Nevertheless, where the plots of McDonald’s India were straight-forward, and its characters very clearly drawn, The Dervish House tests its readers with some boldness. The first half of the novel largely refuses to connect its subplots and characters beyond walk-ons and namedrops, the second half is drawn together only lightly, at times thematically. This is the sort of effort one rarely finds in the airport techno-thriller or, for that matter, your average science fiction novel.

The man of words and the man of numbers see a white room differently. To the writer it’s a cube of horror, a blank needing to be filled with the spurt of imagination. It is that space you write about when you have looked at nothing else for days. It is writing about writing. To the mathematician it’s the void, the pure white light which, falling through a prism of analysis, breaks into the numbers that are ultimate reality. The walls of the white room are the walls of the universe and beyond them lies mathematics. [pg. 92]

If this is the underlying tension of the novel, between story and number, then its governing metaphor is that of the market. This makes it, of course, an intensely topical book, despite its setting of 2027; The Dervish House is about what happens in the reaction between faith and mathematics which constitutes late capitalism, about people who love the market, who are its victims, who are indifferent to but trapped within it. For Georgios Ferentinou, the retired Greek academic and one of the novel’s most compelling characters, “economics is the most human of sciences” [pg. 93]; this is a thought echoed by Adnan, a trader far more in love with the ecstacy of the market than Georgios: “The market is not some lofty, abstract edifice of pure economic behaviour. […] It is human hearts and dreams.” [pg. 321]

Adnan’s wife, Ayşe, is an art dealer (that is, a broker in the transaction between qualitative art and quantitative commerce), and is tasked by a client with unearthing the last surviving Mellified Man. In so doing, she uncovers the “sacred geometry” [pg. 259] encoded into the very heart of Istanbul by the architect Sinan, in which she finds “the great composed of the small” [pg. 265]. In other words, robust systems in The Dervish House, a novel named after the structure in which its many characters live, do not dominate, but are of, the individual – such is the source of their peculiar strength. The nanotechnology start-up of Yasar Ceylan provides a science fictional amplification of this concept: Ceylan’s technologies promise – or threaten – to revolutionise the world not through changes on the macro level, but by altering individuals at the micro. The robot toys of the nine-year-old Can can assemble and re-assemble themselves and their parts into innumerable shapes and swarms.
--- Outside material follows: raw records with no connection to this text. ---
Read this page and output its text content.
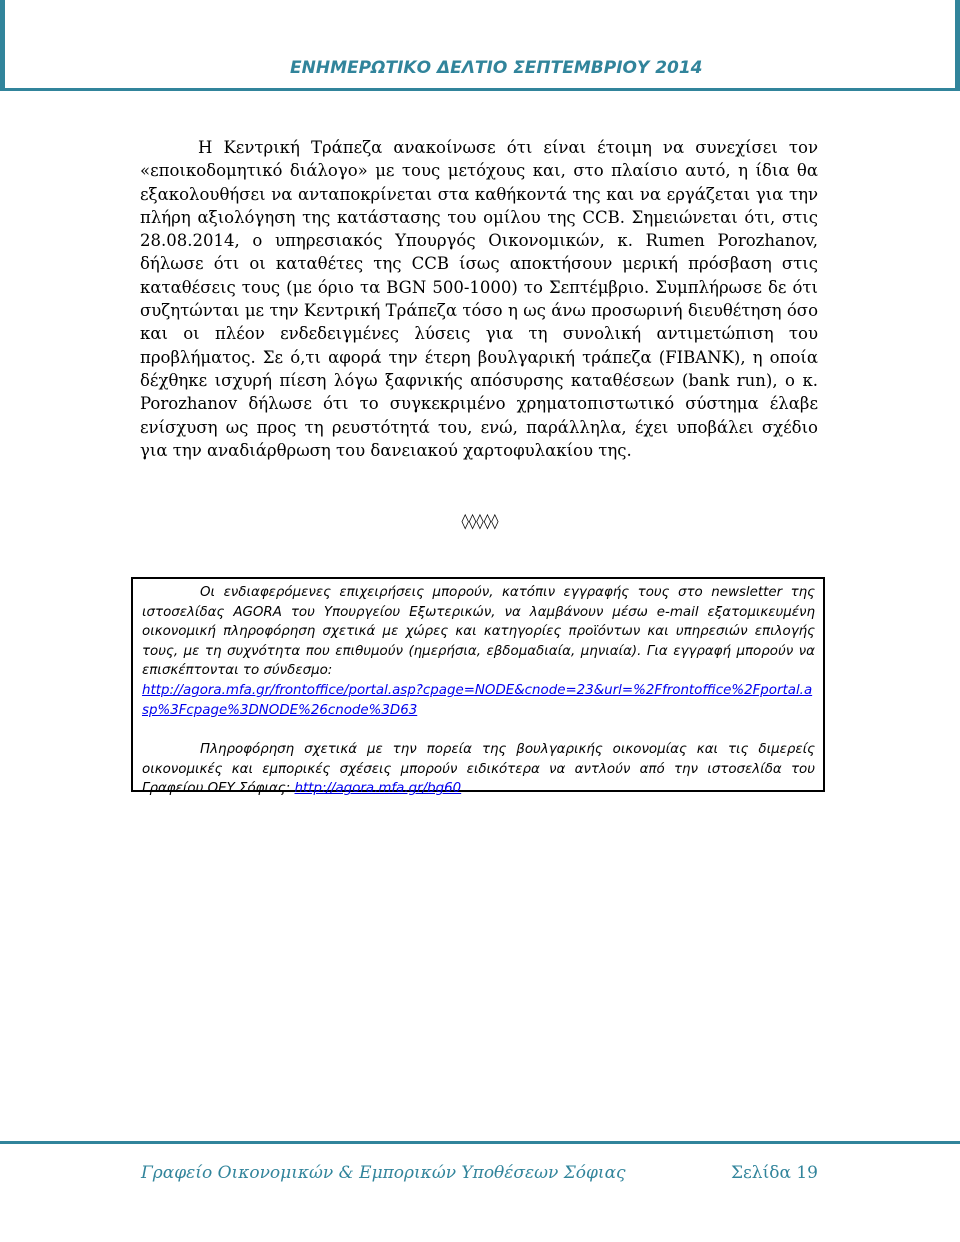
ΕΝΗΜΕΡΩΤΙΚΟ ΔΕΛΤΙΟ ΣΕΠΤΕΜΒΡΙΟΥ 2014

Η Κεντρική Τράπεζα ανακοίνωσε ότι είναι έτοιμη να συνεχίσει τον «εποικοδομητικό διάλογο» με τους μετόχους και, στο πλαίσιο αυτό, η ίδια θα εξακολουθήσει να ανταποκρίνεται στα καθήκοντά της και να εργάζεται για την πλήρη αξιολόγηση της κατάστασης του ομίλου της CCB. Σημειώνεται ότι, στις 28.08.2014, ο υπηρεσιακός Υπουργός Οικονομικών, κ. Rumen Porozhanov, δήλωσε ότι οι καταθέτες της CCB ίσως αποκτήσουν μερική πρόσβαση στις καταθέσεις τους (με όριο τα BGN 500-1000) το Σεπτέμβριο. Συμπλήρωσε δε ότι συζητώνται με την Κεντρική Τράπεζα τόσο η ως άνω προσωρινή διευθέτηση όσο και οι πλέον ενδεδειγμένες λύσεις για τη συνολική αντιμετώπιση του προβλήματος. Σε ό,τι αφορά την έτερη βουλγαρική τράπεζα (FIBANK), η οποία δέχθηκε ισχυρή πίεση λόγω ξαφνικής απόσυρσης καταθέσεων (bank run), ο κ. Porozhanov δήλωσε ότι το συγκεκριμένο χρηματοπιστωτικό σύστημα έλαβε ενίσχυση ως προς τη ρευστότητά του, ενώ, παράλληλα, έχει υποβάλει σχέδιο για την αναδιάρθρωση του δανειακού χαρτοφυλακίου της.

◊◊◊◊◊

Οι ενδιαφερόμενες επιχειρήσεις μπορούν, κατόπιν εγγραφής τους στο newsletter της ιστοσελίδας AGORA του Υπουργείου Εξωτερικών, να λαμβάνουν μέσω e-mail εξατομικευμένη οικονομική πληροφόρηση σχετικά με χώρες και κατηγορίες προϊόντων και υπηρεσιών επιλογής τους, με τη συχνότητα που επιθυμούν (ημερήσια, εβδομαδιαία, μηνιαία). Για εγγραφή μπορούν να επισκέπτονται το σύνδεσμο:

http://agora.mfa.gr/frontoffice/portal.asp?cpage=NODE&cnode=23&url=%2Ffrontoffice%2Fportal.asp%3Fcpage%3DNODE%26cnode%3D63

Πληροφόρηση σχετικά με την πορεία της βουλγαρικής οικονομίας και τις διμερείς οικονομικές και εμπορικές σχέσεις μπορούν ειδικότερα να αντλούν από την ιστοσελίδα του Γραφείου ΟΕΥ Σόφιας: http://agora.mfa.gr/bg60

Γραφείο Οικονομικών & Εμπορικών Υποθέσεων Σόφιας	Σελίδα 19
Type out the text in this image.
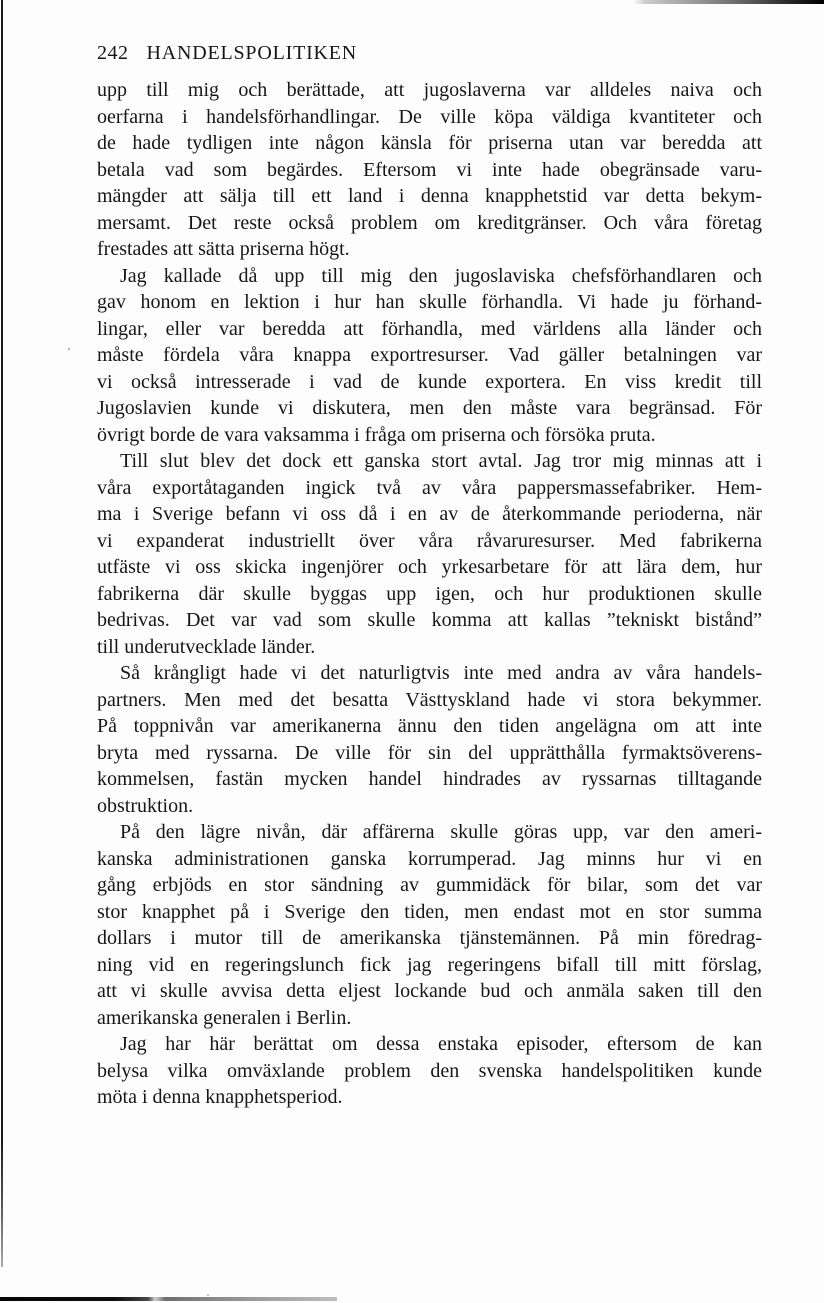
242 HANDELSPOLITIKEN
upp till mig och berättade, att jugoslaverna var alldeles naiva och
oerfarna i handelsförhandlingar. De ville köpa väldiga kvantiteter och
de hade tydligen inte någon känsla för priserna utan var beredda att
betala vad som begärdes. Eftersom vi inte hade obegränsade varu-
mängder att sälja till ett land i denna knapphetstid var detta bekym-
mersamt. Det reste också problem om kreditgränser. Och våra företag
frestades att sätta priserna högt.
Jag kallade då upp till mig den jugoslaviska chefsförhandlaren och
gav honom en lektion i hur han skulle förhandla. Vi hade ju förhand-
lingar, eller var beredda att förhandla, med världens alla länder och
måste fördela våra knappa exportresurser. Vad gäller betalningen var
vi också intresserade i vad de kunde exportera. En viss kredit till
Jugoslavien kunde vi diskutera, men den måste vara begränsad. För
övrigt borde de vara vaksamma i fråga om priserna och försöka pruta.
Till slut blev det dock ett ganska stort avtal. Jag tror mig minnas att i
våra exportåtaganden ingick två av våra pappersmassefabriker. Hem-
ma i Sverige befann vi oss då i en av de återkommande perioderna, när
vi expanderat industriellt över våra råvaruresurser. Med fabrikerna
utfäste vi oss skicka ingenjörer och yrkesarbetare för att lära dem, hur
fabrikerna där skulle byggas upp igen, och hur produktionen skulle
bedrivas. Det var vad som skulle komma att kallas ”tekniskt bistånd”
till underutvecklade länder.
Så krångligt hade vi det naturligtvis inte med andra av våra handels-
partners. Men med det besatta Västtyskland hade vi stora bekymmer.
På toppnivån var amerikanerna ännu den tiden angelägna om att inte
bryta med ryssarna. De ville för sin del upprätthålla fyrmaktsöverens-
kommelsen, fastän mycken handel hindrades av ryssarnas tilltagande
obstruktion.
På den lägre nivån, där affärerna skulle göras upp, var den ameri-
kanska administrationen ganska korrumperad. Jag minns hur vi en
gång erbjöds en stor sändning av gummidäck för bilar, som det var
stor knapphet på i Sverige den tiden, men endast mot en stor summa
dollars i mutor till de amerikanska tjänstemännen. På min föredrag-
ning vid en regeringslunch fick jag regeringens bifall till mitt förslag,
att vi skulle avvisa detta eljest lockande bud och anmäla saken till den
amerikanska generalen i Berlin.
Jag har här berättat om dessa enstaka episoder, eftersom de kan
belysa vilka omväxlande problem den svenska handelspolitiken kunde
möta i denna knapphetsperiod.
Finally, Giorigios contends that, “The jihad is on the streets. I know, I’ve seen it. Tarikats, kadis, shaykhs;the solve problems, make the peace, keep social order, judge in a dispute.” [pg. 253] He is suggesting that the closer a system keeps to its members, the more effective it remains.
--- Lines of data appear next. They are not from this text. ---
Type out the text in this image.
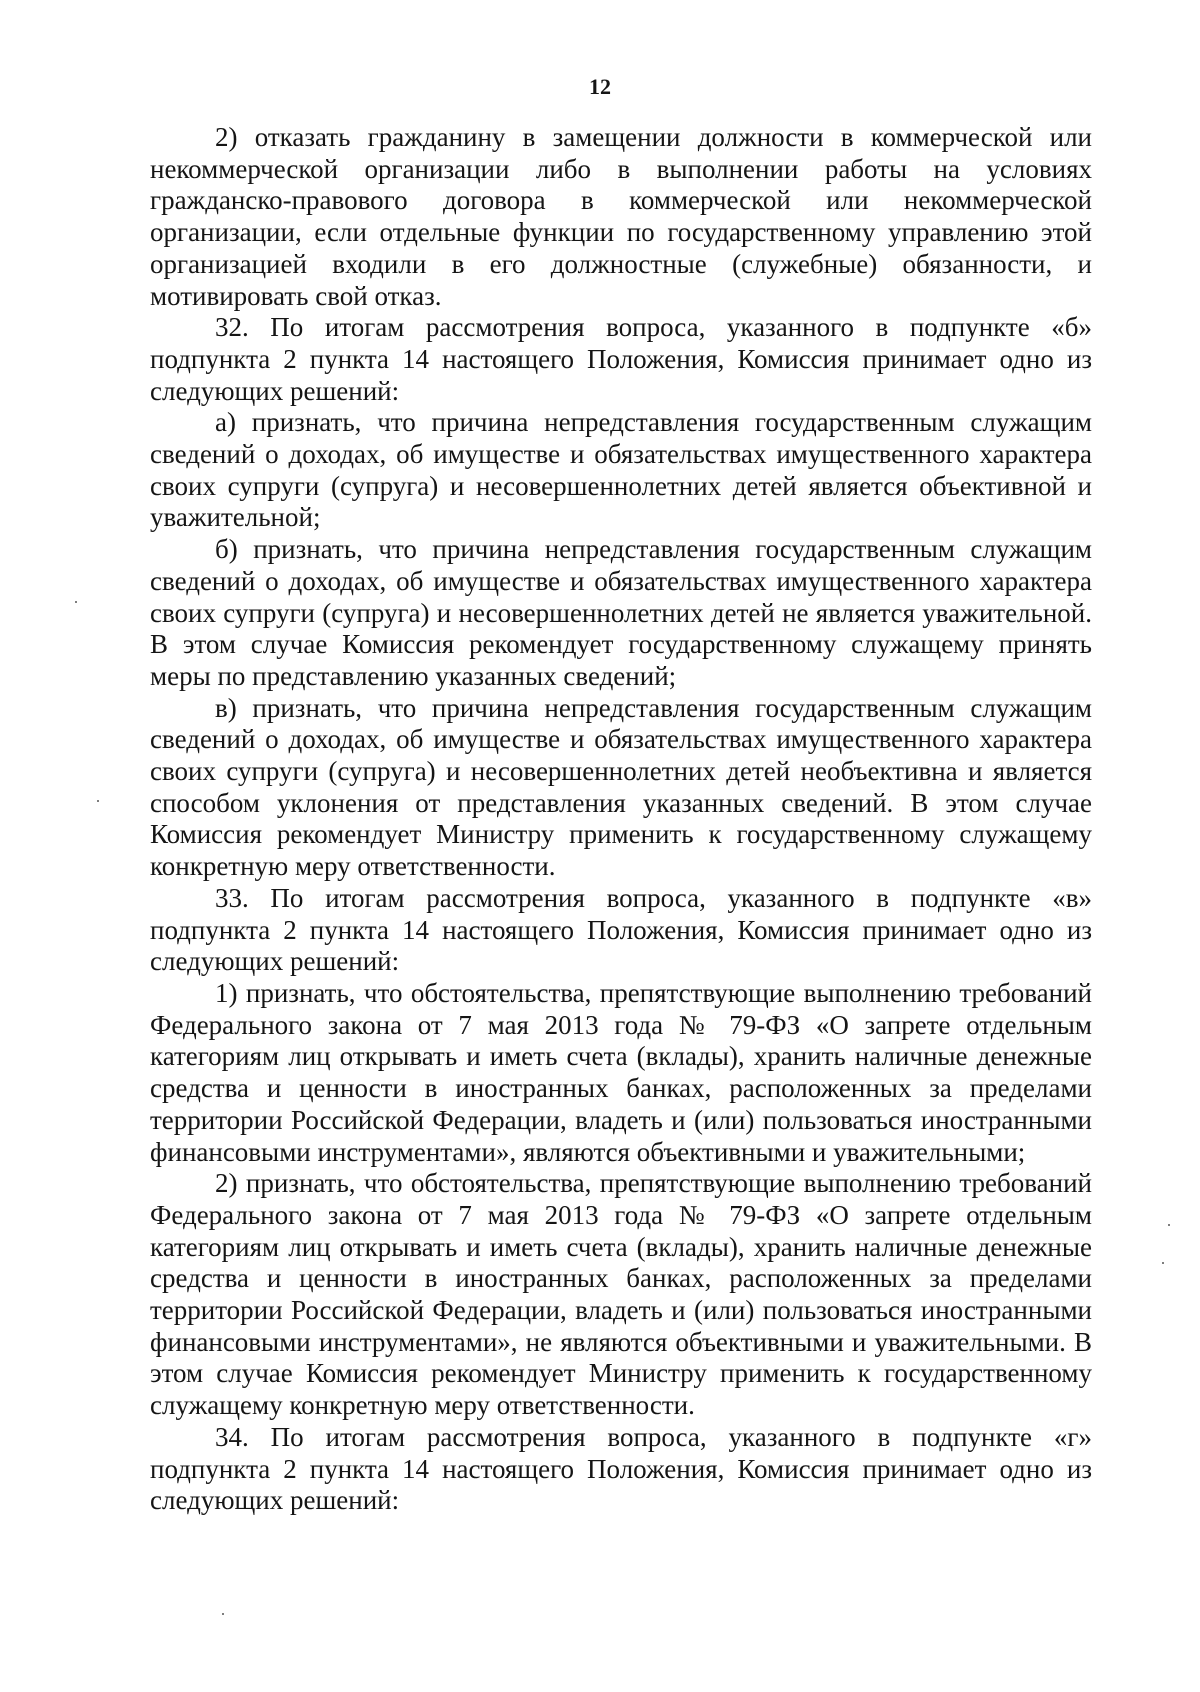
12

2) отказать гражданину в замещении должности в коммерческой или некоммерческой организации либо в выполнении работы на условиях гражданско-правового договора в коммерческой или некоммерческой организации, если отдельные функции по государственному управлению этой организацией входили в его должностные (служебные) обязанности, и мотивировать свой отказ.

32. По итогам рассмотрения вопроса, указанного в подпункте «б» подпункта 2 пункта 14 настоящего Положения, Комиссия принимает одно из следующих решений:

а) признать, что причина непредставления государственным служащим сведений о доходах, об имуществе и обязательствах имущественного характера своих супруги (супруга) и несовершеннолетних детей является объективной и уважительной;

б) признать, что причина непредставления государственным служащим сведений о доходах, об имуществе и обязательствах имущественного характера своих супруги (супруга) и несовершеннолетних детей не является уважительной. В этом случае Комиссия рекомендует государственному служащему принять меры по представлению указанных сведений;

в) признать, что причина непредставления государственным служащим сведений о доходах, об имуществе и обязательствах имущественного характера своих супруги (супруга) и несовершеннолетних детей необъективна и является способом уклонения от представления указанных сведений. В этом случае Комиссия рекомендует Министру применить к государственному служащему конкретную меру ответственности.

33. По итогам рассмотрения вопроса, указанного в подпункте «в» подпункта 2 пункта 14 настоящего Положения, Комиссия принимает одно из следующих решений:

1) признать, что обстоятельства, препятствующие выполнению требований Федерального закона от 7 мая 2013 года № 79-ФЗ «О запрете отдельным категориям лиц открывать и иметь счета (вклады), хранить наличные денежные средства и ценности в иностранных банках, расположенных за пределами территории Российской Федерации, владеть и (или) пользоваться иностранными финансовыми инструментами», являются объективными и уважительными;

2) признать, что обстоятельства, препятствующие выполнению требований Федерального закона от 7 мая 2013 года № 79-ФЗ «О запрете отдельным категориям лиц открывать и иметь счета (вклады), хранить наличные денежные средства и ценности в иностранных банках, расположенных за пределами территории Российской Федерации, владеть и (или) пользоваться иностранными финансовыми инструментами», не являются объективными и уважительными. В этом случае Комиссия рекомендует Министру применить к государственному служащему конкретную меру ответственности.

34. По итогам рассмотрения вопроса, указанного в подпункте «г» подпункта 2 пункта 14 настоящего Положения, Комиссия принимает одно из следующих решений:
A rare example of a better US cover.

Thus the market, in which bad deals and bad companies are those which become so complex and – ha – Byzantine, that they cease to have any relation to reality: “We’re over-extended in every division to six times our capitalization,” is how one major corporation is described to Adnan. “We’re an accounting fiction.” [pg. 247] Likewise, the further the legends of the Mellified Man are removed from the original history, the more impossible they become: “Stories are all there are,” Ayşe is warned at one point. [pg. 213] She is also, however, exhorted “never [to] let your theory be exposed to vulgar empiricism” [pg. 166] – there is nobility and value in fiction and faith – but in a novel, and a world, in which moments of crisis are precipitated by an accretion of untenable untruths, it is difficult entirely to hold both possibilities in balance.
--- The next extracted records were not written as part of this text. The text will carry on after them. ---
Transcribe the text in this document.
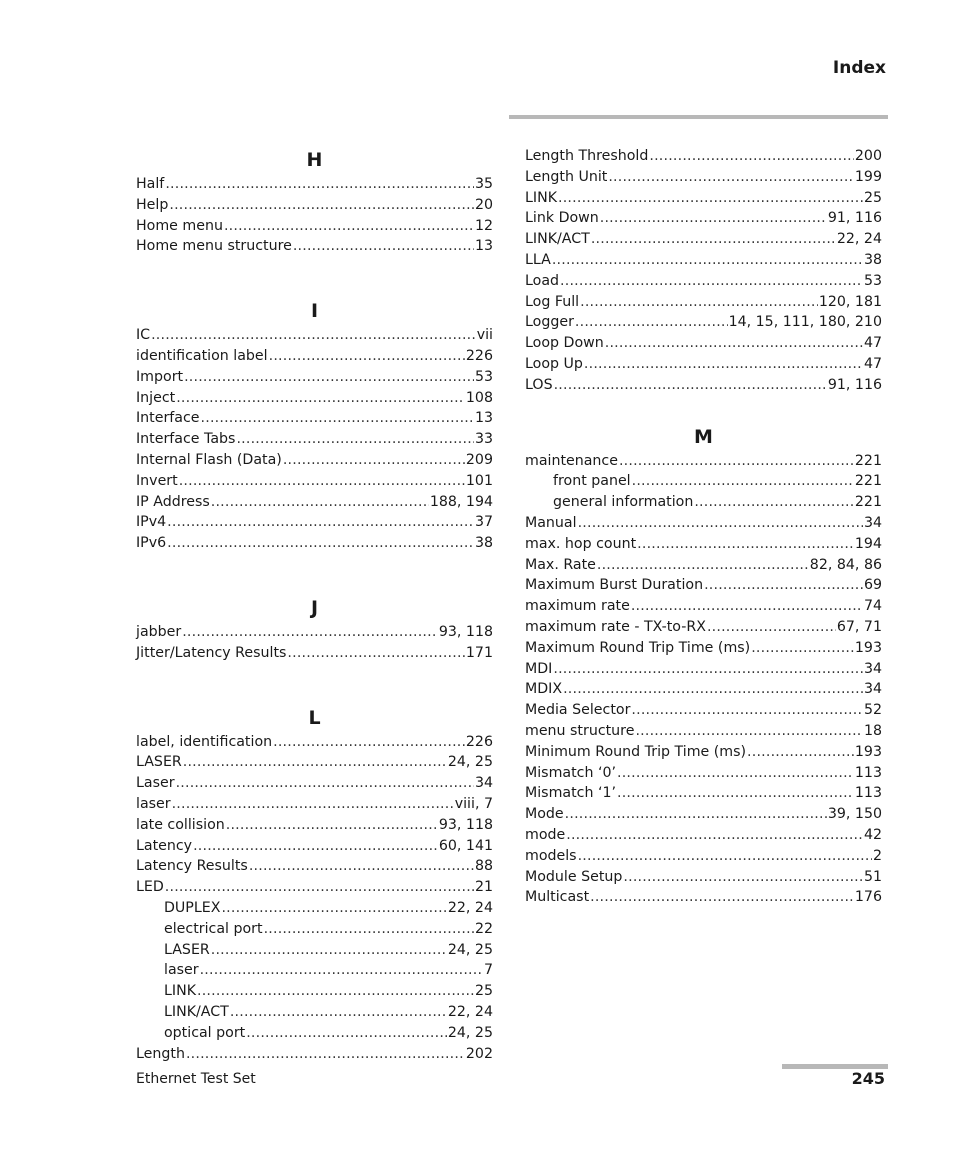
Index
H
Half .....	35
Help .....	20
Home menu .....	12
Home menu structure .....	13
I
IC .....	vii
identification label .....	226
Import .....	53
Inject .....	108
Interface .....	13
Interface Tabs .....	33
Internal Flash (Data) .....	209
Invert .....	101
IP Address .....	188, 194
IPv4 .....	37
IPv6 .....	38
J
jabber .....	93, 118
Jitter/Latency Results .....	171
L
label, identification .....	226
LASER .....	24, 25
Laser .....	34
laser .....	viii, 7
late collision .....	93, 118
Latency .....	60, 141
Latency Results .....	88
LED .....	21
DUPLEX .....	22, 24
electrical port .....	22
LASER .....	24, 25
laser .....	7
LINK .....	25
LINK/ACT .....	22, 24
optical port .....	24, 25
Length .....	202
Length Threshold .....	200
Length Unit .....	199
LINK .....	25
Link Down .....	91, 116
LINK/ACT .....	22, 24
LLA .....	38
Load .....	53
Log Full .....	120, 181
Logger .....	14, 15, 111, 180, 210
Loop Down .....	47
Loop Up .....	47
LOS .....	91, 116
M
maintenance .....	221
front panel .....	221
general information .....	221
Manual .....	34
max. hop count .....	194
Max. Rate .....	82, 84, 86
Maximum Burst Duration .....	69
maximum rate .....	74
maximum rate - TX-to-RX .....	67, 71
Maximum Round Trip Time (ms) .....	193
MDI .....	34
MDIX .....	34
Media Selector .....	52
menu structure .....	18
Minimum Round Trip Time (ms) .....	193
Mismatch ‘0’ .....	113
Mismatch ‘1’ .....	113
Mode .....	39, 150
mode .....	42
models .....	2
Module Setup .....	51
Multicast .....	176
Ethernet Test Set	245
The novel begins with a quite beautiful piece of writing, in which we come into land at Istanbul in the company of a flock of birds, and arrive in the middle of a terrorist attack. If we were to search for a fault, however, McDonald at times stretches to accomodate all of his novel’s ambitions, and some characters, such as Necdet, the radicalised former drug addict, or Can, whose heart condition demands he is never exposed to sudden noise, somehow never quite find their voice or place in the novel (as distinct from the plot). Perhaps, though, this was simply my readerly enthusiasm for certain other storylines, and a concomitant impatience to know what happened next – a trick McDonald played on me with the aplomb of the, er, airport techno-thriller.

These niggles firmly aside, The Dervish House is a bold and ambitious statement which, perhaps deliberately, never quite comes together in the way River of Gods managed. Nor, perhaps, does it quite capture Turkey in the way that its predecessor captured India. This, though, is unfair to McDonald’s unrivalled facility for writing about cultures other than the Anglo-American, which despite some challenge in recent years continues to dominate science fiction written in English: when nobody does it better, it’s senseless to poke holes.

The best stab anyone in the novel has at squaring the circle of story and number is that of a Professor Budak, in conversation with Ayşe: “value as a shared asset and as something that binds together and gives identity to a community.” [pg. 181] Identity and community (and, as Adam Roberts points out in his jejune review, the interaction between the two) are the key concepts in The Dervish House, a novel which, though at times it strains against itself, never once bursts its banks. No one but Ian McDonald could have written a novel quite like this one. He’s done it again.

5 thoughts on “Fractal Geometry: Ian McDonald’s ‘The Dervish House’

  1. Good review.

    Seems to me that McDonald isn’t interested so much in – what many people think he’s interested in — ‘representing the developing world (Africa, India, Brazil, Turkey) through an sfnal lens’, so much as he is interested in a specific future-premised tipping point, when the as-we-call-them-today ‘developing nations’ swing their balances over to a more thorough-going ‘Westernised’ logic. Future-tech is only one of a number aspects of this. It’s why I’d be very surprised if he were ever to write a China novel; because that moment has kind-of already happened in China. So he wouldn’t be writing it as sf. Although, maybe he’d be interested in writing that.

    On an unrelated note: ‘jejune? You have the temerity to call me jejune? I’m one of the most june people in all the Russias!’ and so on, and so forth. (I know I use that word myself, in the linked review. Still …)

  2. he is interested in a specific future-premised tipping point, when the as-we-call-them-today ‘developing nations’ swing their balances over to a more thorough-going ‘Westernised’ logic.

    To an extent. I think, though, that McDonald also retains an awful lot of what makes his chosen subject’s identifiably themselves, allowing them, in facing the challenges of his sfnal futures, to adopt and assimiliate Western modes of thought. I think he depicts moments of balance attained, rather than tipping points when ‘Westernisation’ emerges victorious, no?

    And as for the jejune quip … I was being cute. I just can’t help it. You are indeed exceedingly june, I cannot deny it.